Tim Hogan remembers when the drugs started pouring into Newfoundland and Labrador.
Before the early 2000s, police only saw pockets of cocaine, scattered here and there. Then, suddenly, use of the illicit stimulant exploded.
"It was easier to get a gram of coke than it was a gram of weed, at the time," he said.
Hogan, a former sergeant with the Royal Newfoundland Constabulary who worked in drug enforcement for years, says a new opiate soon followed the new, booming cocaine trade. Suddenly, it wasn't just pot and pills the police force was finding on street corners.
"We weren't even sure what was happening. … [Informants] were calling them 'cottons,'" he said. "There was cottons on the street."
The RNC soon discovered the addictive power of Oxycontin, a prescription painkiller.
"There was a rise in armed robberies, there was a rise in break and enters, and it was all connected to the Oxycontin craze," Hogan said.
These days, police and harm reduction workers worry fentanyl, a powerful synthetic opioid that's quickly replacing heroin as the drug of choice for dealers, is moving into the market. At least 11 people have died in the past month from cocaine or opiate-related overdoses.
As the provincial government scrambles to order more naloxone — a drug that reverses opiate overdoses — there remains a marked absence of policy to deal with what police have warned will become the norm.
The problem with policing?
Hogan and the RNC's drug enforcement team took a hardline approach to the drug trade in the mid-2000s, eventually launching operations Roadrunner and Razorback to diminish the amount and variety of substances reaching the streets. The cops mainly targeted organized crime rings who smuggled in cocaine from British Columbia.
At times, it felt almost like a game of whack-a-mole.
"You're never going to get rid of it all," Hogan said. "But you can certainly have them looking over their shoulder, and wondering if you're going to be there."
Hogan's answer to the drug trade, once upon a time, was cracking down on the people bringing it in. But emerging evidence shows that historic response no longer works to keep the public safe from new, more powerful drugs like fentanyl.

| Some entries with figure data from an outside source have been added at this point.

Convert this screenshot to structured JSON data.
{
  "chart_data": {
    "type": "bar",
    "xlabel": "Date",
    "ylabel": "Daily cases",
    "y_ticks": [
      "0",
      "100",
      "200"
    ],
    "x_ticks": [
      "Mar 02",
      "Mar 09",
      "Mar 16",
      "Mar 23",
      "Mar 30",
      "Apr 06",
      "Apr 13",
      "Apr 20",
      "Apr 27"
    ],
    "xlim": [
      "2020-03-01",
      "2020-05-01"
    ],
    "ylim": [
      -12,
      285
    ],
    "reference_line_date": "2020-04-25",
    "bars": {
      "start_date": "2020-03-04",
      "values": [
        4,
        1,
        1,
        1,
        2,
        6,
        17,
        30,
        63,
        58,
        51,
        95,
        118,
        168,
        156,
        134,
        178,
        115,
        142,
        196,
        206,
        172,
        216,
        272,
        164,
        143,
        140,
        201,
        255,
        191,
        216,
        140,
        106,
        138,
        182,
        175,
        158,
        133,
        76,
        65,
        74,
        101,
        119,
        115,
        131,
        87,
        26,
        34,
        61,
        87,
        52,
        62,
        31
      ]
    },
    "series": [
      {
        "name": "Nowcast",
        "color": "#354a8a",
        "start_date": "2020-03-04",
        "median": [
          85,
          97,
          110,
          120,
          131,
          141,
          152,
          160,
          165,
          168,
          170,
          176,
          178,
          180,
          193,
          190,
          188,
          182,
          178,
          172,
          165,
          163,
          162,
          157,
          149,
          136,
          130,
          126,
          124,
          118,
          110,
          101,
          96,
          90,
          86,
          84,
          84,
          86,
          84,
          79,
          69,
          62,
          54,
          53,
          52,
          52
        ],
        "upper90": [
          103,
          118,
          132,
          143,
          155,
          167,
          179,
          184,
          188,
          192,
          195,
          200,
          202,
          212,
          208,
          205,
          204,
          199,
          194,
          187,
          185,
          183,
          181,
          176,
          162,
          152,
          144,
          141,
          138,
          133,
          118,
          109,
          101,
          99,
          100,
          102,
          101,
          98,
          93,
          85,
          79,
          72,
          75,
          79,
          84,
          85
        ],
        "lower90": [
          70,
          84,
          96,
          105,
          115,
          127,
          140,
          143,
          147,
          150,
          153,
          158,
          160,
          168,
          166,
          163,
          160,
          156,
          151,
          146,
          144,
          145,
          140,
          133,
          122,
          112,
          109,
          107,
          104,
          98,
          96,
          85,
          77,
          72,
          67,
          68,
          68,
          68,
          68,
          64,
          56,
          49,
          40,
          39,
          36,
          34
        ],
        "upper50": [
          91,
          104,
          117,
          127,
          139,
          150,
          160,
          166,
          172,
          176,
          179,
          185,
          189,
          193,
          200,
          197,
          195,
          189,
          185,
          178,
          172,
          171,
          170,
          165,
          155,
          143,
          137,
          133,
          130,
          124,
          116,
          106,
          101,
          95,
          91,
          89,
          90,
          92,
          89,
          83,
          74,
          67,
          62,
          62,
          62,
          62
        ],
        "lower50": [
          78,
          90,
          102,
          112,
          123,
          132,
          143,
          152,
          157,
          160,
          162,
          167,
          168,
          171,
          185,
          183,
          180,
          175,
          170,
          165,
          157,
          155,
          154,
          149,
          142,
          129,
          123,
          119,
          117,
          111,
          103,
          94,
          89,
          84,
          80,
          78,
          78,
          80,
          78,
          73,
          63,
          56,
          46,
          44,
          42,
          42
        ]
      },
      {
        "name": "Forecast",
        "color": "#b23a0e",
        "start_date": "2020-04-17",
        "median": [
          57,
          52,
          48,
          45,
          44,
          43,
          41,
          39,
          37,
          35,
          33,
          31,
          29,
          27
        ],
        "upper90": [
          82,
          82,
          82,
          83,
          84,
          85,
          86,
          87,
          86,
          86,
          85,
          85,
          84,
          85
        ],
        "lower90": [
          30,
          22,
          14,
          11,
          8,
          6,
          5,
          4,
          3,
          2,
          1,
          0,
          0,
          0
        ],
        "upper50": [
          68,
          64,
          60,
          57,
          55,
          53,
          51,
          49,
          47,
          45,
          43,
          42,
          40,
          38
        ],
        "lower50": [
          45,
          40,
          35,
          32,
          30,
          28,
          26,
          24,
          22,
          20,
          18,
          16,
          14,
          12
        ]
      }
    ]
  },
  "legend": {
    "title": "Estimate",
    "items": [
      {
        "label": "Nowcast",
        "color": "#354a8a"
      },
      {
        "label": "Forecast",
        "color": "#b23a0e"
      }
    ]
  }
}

Around 2010, "there was the overprescribing of opioids like Percocet, oxycodone, Oxycontin," explains Nick Boyce, a senior policy analyst with the Canadian Drug Policy Coalition, an advocacy organization based out of Simon Fraser University in Vancouver.
When you have an unregulated drug supply, there's no control over it.- Nick Boyce
"We clamped down on those drugs, but we didn't put any other alternatives in place. Then people switched to the illicit market to manage pain or manage their physical dependencies."
Fentanyl — cheaper, stronger and easier to smuggle — became the drug of choice for dealers looking to capitalize on that demand, he said.
"That's simply a direct result of drug prohibition," Boyce said.
"You just need a few people in the lab tinkering with some chemicals and you've got your powder made. And it's a very potent powder. It's easy to transport. Whereas heroin, you need a whole field of poppies, a whole crew of people to produce it, and then you got to shift bricks of this stuff around the world."
Drug trends typically move from west to east through Canada, Boyce says, noting fentanyl reports have ramped up in Atlantic Canada in recent months.
"When you have an unregulated drug supply, there's no control over it," Boyce said. "Eventually you're going to start seeing all sorts of different drugs showing up in the supply."
So what works?
From a policing perspective, Hogan said the RNC saw great success with its organized crime operations before fentanyl arrived, targeting and indicting major players in the industry.
But a new study published in the American Journal of Public Health shows prohibition may lead to an increase in dangerous effects from drug use, pointing to a correlation between drug seizures and deaths.
"All the money and time and effort that we've spent on trying to stop drugs coming into the country, and border security and patrolling streets and going after dealers, none of it has stopped it," Boyce said.
Recent drug busts in Newfoundland may even have made the problem worse, he suggests.
"What that has actually done, I think, is probably contributed to these recent overdoses," said Boyce. "People no longer have access to the supply that they're used to."
In the short term, Boyce is focused on spreading accurate information, promoting widespread naloxone distribution and urging dealers to handle their drugs more carefully to avoid cross-contamination. Fentanyl likely isn't ending up in cocaine on purpose, he said.
But stepping away from cracking down on drugs, he adds, should be Canada's longer-term approach: barring police from attending overdose calls, for instance, might encourage more people to seek emergency help without fearing arrest.
And regulation, he said, might eventually be the only answer.
"You can actually demonstrate a direct connection between police — law enforcement efforts — and [the] spike in overdoses," he said.
"It's really time to start thinking about treating other drugs in the same way that we do with alcohol."